A decrease in foreclosure starts was the main driver that led to a fall in overall activity with 128,560 foreclosure filings reported during August, according to data from RealtyTrac.
The number of default notices, scheduled auctions and bank repossessions throughout the country fell 2% from the previous month and 34% from last August, marking the 35th consecutive month that foreclosure activity decreased on an annual basis.
Overall, one in every 1,019 U.S. housing units had a foreclosure filing during the month.
“The foreclosure floodwaters have receded in most parts of the country, but lenders and communities continue to clean up the damage left behind, which means the recent uptick in bank repossessions is a trend that will likely continue into next year,” said Daren Blomquist, vice president at RealtyTrac.
A total of 55,775 housing units started the foreclosure process in August, down 44% from last year, which is the lowest level since December 2005.
The Irvine, Calif.-based firm said 38 states posted less foreclosure starts in August than the prior year.
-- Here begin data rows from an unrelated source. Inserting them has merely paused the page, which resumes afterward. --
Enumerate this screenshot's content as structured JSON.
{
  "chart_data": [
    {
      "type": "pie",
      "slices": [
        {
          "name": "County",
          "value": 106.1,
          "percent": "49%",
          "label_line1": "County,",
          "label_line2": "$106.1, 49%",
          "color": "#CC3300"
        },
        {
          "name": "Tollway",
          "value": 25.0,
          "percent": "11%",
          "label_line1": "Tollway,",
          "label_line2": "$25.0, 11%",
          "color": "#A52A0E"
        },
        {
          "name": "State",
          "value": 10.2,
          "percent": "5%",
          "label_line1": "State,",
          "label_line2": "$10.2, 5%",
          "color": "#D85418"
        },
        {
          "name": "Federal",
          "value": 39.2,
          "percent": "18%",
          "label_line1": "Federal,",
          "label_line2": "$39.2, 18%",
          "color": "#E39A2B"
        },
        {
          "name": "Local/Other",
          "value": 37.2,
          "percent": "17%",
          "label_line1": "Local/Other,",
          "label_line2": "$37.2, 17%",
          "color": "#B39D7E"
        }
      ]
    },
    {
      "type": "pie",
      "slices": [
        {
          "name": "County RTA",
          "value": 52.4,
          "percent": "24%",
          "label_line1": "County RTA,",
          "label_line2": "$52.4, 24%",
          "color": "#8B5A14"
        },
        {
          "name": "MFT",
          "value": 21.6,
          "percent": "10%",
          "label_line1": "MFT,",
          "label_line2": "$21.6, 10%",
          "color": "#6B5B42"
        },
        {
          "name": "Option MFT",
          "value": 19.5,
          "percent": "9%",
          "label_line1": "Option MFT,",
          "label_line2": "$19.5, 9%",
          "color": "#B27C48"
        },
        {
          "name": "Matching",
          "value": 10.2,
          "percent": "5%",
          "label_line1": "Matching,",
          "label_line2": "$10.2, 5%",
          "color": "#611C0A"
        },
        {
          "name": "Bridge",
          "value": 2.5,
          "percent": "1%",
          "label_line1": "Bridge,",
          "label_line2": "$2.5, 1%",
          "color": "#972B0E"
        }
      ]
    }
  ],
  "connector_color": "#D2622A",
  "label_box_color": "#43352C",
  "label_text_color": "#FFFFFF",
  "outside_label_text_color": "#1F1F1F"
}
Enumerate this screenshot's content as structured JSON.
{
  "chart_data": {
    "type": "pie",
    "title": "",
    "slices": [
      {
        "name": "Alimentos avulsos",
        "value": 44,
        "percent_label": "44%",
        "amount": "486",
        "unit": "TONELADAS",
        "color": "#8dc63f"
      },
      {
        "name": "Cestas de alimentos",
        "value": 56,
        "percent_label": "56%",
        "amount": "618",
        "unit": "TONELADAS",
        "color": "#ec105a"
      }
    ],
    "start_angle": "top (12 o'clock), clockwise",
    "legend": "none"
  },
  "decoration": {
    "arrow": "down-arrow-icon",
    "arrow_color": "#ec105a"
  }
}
But on a monthly basis, 17 states initiated more foreclosures, including Nevada (up 226%), Kentucky (130%), Ohio (44%), North Carolina (41%), Maryland (24%), California (12%) and New York (8%).
“Foreclosure flash floods will continue to hit some markets over the next few months as delayed foreclosure starts are quickly pushed into the pipeline,” Blomquist added. “This was the case with the jump in Nevada foreclosure starts in August.”
Meanwhile, as home prices continue to increase nationwide, more lenders are taking action on delinquent mortgages. RealtyTrac said bank repossessions in August reached a five-month high and increased 6% from the previous month. However, REO activity is still down 25% year-over-year.
Lenders repossessed more housing units on a monthly and yearly basis in 26 and 23 states, respectively. Notable states that saw a year-over-year uptick in REO activity include New York up 123%, New Jersey had a 63% increase, Florida with a 48% rise, and Connecticut and Ohio were both up 46%.
“Due to lack of inventory during the summer months, there is a current demand amongst buyers who are ready, willing and able to purchase new inventory being introduced to the market,” said Michael Mahon, executive vice president and broker at HER Realtors.
A 104% monthly spike in foreclosure activity helped Nevada reclaim the nation’s highest foreclosure rate where one in every 359 housing units filed for foreclosure. This is more than two and a half times the national average.
The top five states behind Nevada on this list, RealtyTrac revealed, were Florida, Ohio, Maryland and Delaware.
“The increase in defaults is most likely tied to the implementation of two new laws in Nevada—SB 300, which took effect June 1, and the Nevada Homeowner Bill of Rights, which will take effect on Oct. 1,” said Craig King, chief operating officer of Chase International. “Banks are in the process of interpreting the new laws and making necessary changes in their documentation, and have said it will take some months to sort through the changes. During this process there will probably be significant volatility in foreclosure-related activities.”